We had a full, and as to be expected, quite lively time of it at our fringe event “Orange Bookers vs Social Democrats: What does the future hold for Lib Dems” last night. If you were there, thanks for coming along.
For those unable to make it, we’ve already been asked by a lot of folks if we recorded the session and when they can get to see it.The answer is yes, the session was videoed (thanks to the IEA, our co-hosts, for that) and will be posted up as soon as available. In the meantime, here is a taster of what each of the speakers had to say. It’s not complete by any means, and few jokes etc missed out plus the questions/contributions from the audience not listed here. We hope it will give you a flavour of the session – and encourage you to come back and see the video as soon as it’s up.
Jeremy confirmed that he did regard himself as an Orange Book liberal – and to be an Orange Booker was not to be a Tory as some people suggest but to be a liberal. He reminded us of the four strands of liberalism: political, personal, social and economic, and said that it was important that the weight given to each of these was equitably loaded. He stated that the Lib Dems had a way to go on personal liberalism – and that the party was in danger of proposing that “people do have the right to do what they want, as long as it conforms to Lib Dem policy”. He would not want to tell people not to drink fizzy drinks.
Most of his speech addressed economic liberalism. He said that Orange Bookers were not arguing that in all circumstances the private sector is good and the state, bad, but that they seek to avoid “excessive faith in the state”. He said he was suspicious of monopolies – private as well as state. He acknowledged that the private sector is not always perfect, but as a rule the private sector is preferable, because in markets poor performing companies go to the wall. He said that he believed in choice for the individual – e.g. there used to be only choice in education for the rich (sending children to a private school or moving house to a catchment area with a better state school) and that Orange Bookers wanted choice in education for every parent.
As has already been noted by several others elsewhere, parts of Evan’s speech were attacks/assertions about other members of the panel and/or their organisations. Possibly cowardly, but we have left those bits out from our summary for fear of misrepresentation (perhaps he was being ironic?). So you’ll have to wait for the video where you can see exactly what he said in his own words.

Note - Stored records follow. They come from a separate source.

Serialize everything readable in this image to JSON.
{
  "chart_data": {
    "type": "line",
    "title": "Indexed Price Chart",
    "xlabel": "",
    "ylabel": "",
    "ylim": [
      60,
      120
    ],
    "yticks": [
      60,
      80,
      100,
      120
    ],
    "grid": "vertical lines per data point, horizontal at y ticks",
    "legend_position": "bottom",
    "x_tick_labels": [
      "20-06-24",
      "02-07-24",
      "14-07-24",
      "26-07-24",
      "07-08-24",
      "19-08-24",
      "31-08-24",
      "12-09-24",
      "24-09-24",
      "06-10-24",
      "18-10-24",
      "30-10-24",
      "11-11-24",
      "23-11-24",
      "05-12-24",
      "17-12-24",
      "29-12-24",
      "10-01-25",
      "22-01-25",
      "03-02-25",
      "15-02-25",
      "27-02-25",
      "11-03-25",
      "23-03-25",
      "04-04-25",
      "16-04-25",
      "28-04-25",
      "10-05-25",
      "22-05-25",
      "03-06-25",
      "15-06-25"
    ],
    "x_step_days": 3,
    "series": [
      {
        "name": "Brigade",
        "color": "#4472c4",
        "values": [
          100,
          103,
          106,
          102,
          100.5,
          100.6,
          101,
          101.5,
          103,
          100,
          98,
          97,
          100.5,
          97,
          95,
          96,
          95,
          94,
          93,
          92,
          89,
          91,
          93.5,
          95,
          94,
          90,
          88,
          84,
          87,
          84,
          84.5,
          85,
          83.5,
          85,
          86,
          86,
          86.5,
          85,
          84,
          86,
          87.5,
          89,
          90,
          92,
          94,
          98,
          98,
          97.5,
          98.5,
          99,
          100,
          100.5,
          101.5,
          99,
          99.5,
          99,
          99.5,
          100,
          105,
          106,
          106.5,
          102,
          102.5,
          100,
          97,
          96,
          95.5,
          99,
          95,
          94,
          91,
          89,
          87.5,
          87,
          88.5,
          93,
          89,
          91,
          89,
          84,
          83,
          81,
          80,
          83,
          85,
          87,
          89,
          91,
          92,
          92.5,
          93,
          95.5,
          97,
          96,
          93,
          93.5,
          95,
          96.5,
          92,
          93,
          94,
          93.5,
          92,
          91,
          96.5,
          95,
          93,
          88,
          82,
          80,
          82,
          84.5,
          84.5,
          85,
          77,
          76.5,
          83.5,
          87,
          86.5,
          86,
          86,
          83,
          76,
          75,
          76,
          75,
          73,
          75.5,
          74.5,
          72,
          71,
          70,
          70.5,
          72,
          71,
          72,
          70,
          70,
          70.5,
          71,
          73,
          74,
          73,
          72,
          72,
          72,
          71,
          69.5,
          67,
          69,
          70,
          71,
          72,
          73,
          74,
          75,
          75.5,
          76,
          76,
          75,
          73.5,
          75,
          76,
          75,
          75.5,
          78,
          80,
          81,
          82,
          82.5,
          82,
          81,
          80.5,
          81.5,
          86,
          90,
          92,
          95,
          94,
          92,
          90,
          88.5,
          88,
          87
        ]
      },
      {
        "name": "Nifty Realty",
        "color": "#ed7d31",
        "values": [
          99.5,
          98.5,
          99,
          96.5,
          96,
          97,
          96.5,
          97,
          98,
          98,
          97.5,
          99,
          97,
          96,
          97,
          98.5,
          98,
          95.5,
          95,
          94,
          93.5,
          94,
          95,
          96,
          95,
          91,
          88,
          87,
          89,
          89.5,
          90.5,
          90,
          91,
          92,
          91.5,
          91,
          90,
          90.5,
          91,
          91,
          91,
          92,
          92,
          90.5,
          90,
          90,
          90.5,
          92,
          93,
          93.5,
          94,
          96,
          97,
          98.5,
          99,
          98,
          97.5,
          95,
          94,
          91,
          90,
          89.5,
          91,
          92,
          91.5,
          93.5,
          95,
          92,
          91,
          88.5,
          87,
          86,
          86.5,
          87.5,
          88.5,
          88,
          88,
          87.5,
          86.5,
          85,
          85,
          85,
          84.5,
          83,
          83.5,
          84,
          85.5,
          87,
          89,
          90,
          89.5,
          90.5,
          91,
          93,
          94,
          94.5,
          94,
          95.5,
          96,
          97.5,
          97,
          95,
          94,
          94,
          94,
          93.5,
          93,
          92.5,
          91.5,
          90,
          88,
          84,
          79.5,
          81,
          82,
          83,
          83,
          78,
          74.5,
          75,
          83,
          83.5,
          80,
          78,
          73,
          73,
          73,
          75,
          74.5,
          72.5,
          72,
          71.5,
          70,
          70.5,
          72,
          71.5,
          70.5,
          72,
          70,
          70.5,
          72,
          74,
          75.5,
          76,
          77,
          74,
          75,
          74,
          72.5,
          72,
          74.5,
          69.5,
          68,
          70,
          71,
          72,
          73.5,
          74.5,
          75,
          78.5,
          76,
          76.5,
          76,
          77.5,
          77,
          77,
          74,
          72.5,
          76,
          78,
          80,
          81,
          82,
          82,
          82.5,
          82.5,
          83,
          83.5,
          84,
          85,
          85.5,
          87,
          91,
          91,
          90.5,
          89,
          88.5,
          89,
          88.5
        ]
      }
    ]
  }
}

The substance of Evan’s speech was that we cannot go into the next election after having attacked one party for five years and one party for one month. He said that would not make the Lib Dems credible as an independent party. He stated that he thought that differentiation was now coming through and that he wished it had happened sooner.
Referring to Jeremy Browne’s point on choice, he said that you can’t compare an informed consumer choosing their bread and margarine with a patient, who knows next to nothing about what medical treatment they should be given. He said that we should not let markets rip in areas such as healthcare or education . He believed that academies and free schools create two-tierism, and that the mantra of choice goes against creating effective public services.
Paul was co-editor of the Orange Book eight years ago and kicked off with an apology for only printing 3,200 copies of the book. He said that the limited print run meant the book was much more talked about than read. He said the Orange Book was not new – but was rather an attempt to reclaim liberalism. He said that the party had been neglecting one of the four pillars of liberalism (specifically economic liberalism) and that neglect of it had made the party unbalanced and irrelevant.
Specifically he listed that the lack of this pillar back in 2004/5 – he cited the extraordinary list of pledges made before the election (21,000 extra teachers, 10,000 more police officers and an extra £100 a month pension for the over 75s etc) – a combination, he said of unrealistically high spending commitments and “bribes” to constituencies (eg pensioners, students etc).
He argued that the Orange Book had made it possible for Lib Dems to get into power. At the 2010 election the Lib Dems had abandoned this kind of “oppositionitis”, he said, with one exception: the promise not to raise tuition fees. He noted that we have since discovered that Nick Clegg, Vince Cable and Danny Alexander all believed the policy unaffordable.
Nick from the Guardian was absent from the start of the fringe filing his copy for the paper. He apologised and kept his remarks brief. His key point was that the Orange Book vs Social Democrat division was a false one.
He pointed out that both some of those described as the Continuity SDP were actually contributors to the Orange Book. Vince Cable and Chris Huhne both had essays in the Orange Book and that Vince led on the tuition fees U-turn and that Chris Huhne pushed the party to back an extreme deficit reduction strategy. (He revealed he was, in fact Chris Huhne’s step brother).
That’s it for now. Our thanks to all the panelists (and Mark for chairing) and the IEA. We’ll post the video as soon as possible.